Monday, Feb. 18, 1946
Revision Blessed
Clergymen last week explored their fresh copies of the new Revised Standard Version of the New Testament (TIME, Feb.11), in general like it.
P: Said New York's Methodist Bishop G. Bromley Oxnam: "It will be widely read and will re-emphasize the place of the Bible in everyday life."
P: Episcopal Bishop William T. Manning agreed, with reservations, maintained that the Revised Standard will "not displace the King James Version ... in churches."
P: Dr. John S. Bonnell of Manhattan's Fifth Avenue Presbyterian Church found "many helpful changes where the meaning of the text is ambiguous or obscure," but feared that the Revised Standard might "bring some of the atmosphere of the street into . . . the sanctuary."

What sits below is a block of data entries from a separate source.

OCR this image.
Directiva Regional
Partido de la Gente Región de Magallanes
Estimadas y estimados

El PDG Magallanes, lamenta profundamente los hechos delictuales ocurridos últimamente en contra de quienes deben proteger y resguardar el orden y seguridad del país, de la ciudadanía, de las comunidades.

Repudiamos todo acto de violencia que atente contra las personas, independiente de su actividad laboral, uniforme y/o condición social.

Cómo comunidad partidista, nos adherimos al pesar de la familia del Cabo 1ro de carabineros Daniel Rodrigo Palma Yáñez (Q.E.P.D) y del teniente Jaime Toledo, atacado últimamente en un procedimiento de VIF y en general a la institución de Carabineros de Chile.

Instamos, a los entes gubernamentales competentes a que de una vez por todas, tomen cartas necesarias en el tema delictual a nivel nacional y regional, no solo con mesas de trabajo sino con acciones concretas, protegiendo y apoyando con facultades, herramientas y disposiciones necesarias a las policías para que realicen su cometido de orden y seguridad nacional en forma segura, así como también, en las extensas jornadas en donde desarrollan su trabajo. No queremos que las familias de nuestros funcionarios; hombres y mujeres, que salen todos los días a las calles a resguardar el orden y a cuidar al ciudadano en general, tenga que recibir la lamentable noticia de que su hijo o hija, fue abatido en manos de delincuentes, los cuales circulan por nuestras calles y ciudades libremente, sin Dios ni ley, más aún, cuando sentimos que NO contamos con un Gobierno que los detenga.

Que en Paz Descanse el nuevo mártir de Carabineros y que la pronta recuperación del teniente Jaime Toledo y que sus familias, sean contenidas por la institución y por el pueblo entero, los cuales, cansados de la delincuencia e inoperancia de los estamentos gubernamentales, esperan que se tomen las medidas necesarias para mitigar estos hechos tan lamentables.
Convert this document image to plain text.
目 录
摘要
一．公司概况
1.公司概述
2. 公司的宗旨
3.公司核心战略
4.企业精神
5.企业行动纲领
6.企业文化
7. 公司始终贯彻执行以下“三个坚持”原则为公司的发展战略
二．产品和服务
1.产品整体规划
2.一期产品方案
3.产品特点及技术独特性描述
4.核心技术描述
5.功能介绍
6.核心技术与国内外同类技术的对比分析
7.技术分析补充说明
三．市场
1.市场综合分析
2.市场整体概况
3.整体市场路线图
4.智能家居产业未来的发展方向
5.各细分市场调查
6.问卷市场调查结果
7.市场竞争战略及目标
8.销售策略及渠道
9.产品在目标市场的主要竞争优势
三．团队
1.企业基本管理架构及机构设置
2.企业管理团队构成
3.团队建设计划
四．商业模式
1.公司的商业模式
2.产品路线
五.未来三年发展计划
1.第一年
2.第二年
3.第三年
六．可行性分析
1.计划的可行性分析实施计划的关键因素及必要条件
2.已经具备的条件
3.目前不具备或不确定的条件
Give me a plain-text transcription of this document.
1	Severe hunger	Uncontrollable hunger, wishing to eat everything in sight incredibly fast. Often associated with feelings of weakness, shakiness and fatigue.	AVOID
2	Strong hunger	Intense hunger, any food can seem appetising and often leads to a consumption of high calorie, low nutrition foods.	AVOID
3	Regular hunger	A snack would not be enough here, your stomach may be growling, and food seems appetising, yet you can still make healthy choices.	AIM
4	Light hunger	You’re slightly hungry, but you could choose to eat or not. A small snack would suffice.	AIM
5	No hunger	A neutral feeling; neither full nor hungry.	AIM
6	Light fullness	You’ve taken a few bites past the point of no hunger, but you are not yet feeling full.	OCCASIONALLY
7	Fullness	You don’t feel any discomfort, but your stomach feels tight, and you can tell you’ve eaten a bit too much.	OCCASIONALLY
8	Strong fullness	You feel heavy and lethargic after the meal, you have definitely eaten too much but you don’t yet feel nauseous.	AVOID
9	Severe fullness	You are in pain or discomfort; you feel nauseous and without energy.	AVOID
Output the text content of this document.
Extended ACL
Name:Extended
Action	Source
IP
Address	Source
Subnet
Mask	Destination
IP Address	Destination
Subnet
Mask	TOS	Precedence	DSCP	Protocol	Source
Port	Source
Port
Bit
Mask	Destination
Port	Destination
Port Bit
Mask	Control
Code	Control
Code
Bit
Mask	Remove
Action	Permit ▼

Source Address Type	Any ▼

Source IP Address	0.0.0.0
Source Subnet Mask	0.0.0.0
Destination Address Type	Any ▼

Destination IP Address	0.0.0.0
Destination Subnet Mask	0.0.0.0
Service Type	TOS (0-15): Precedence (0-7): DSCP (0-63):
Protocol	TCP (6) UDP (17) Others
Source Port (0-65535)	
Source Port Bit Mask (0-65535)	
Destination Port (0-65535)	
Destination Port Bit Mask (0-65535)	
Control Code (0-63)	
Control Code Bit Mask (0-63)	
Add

Catholic scholars outlined last week another great project in religious translation: a 72-volume edition of the writings of the early Church Fathers--including a number of texts never available in English. The edition will include major works of such early molders of Christian doctrine as Tertullian, Origen, Jerome, Ambrose, Augustine and Chrysostom, down to Gregory the Great of the 6th Century. The seven-year task will be guided by Dr. Ludwig Schopp, editor and publisher of Traditio, an annual volume of learned essays, who has enlisted the aid of most U.S. Catholic authorities on the language, history and theology of the early Church.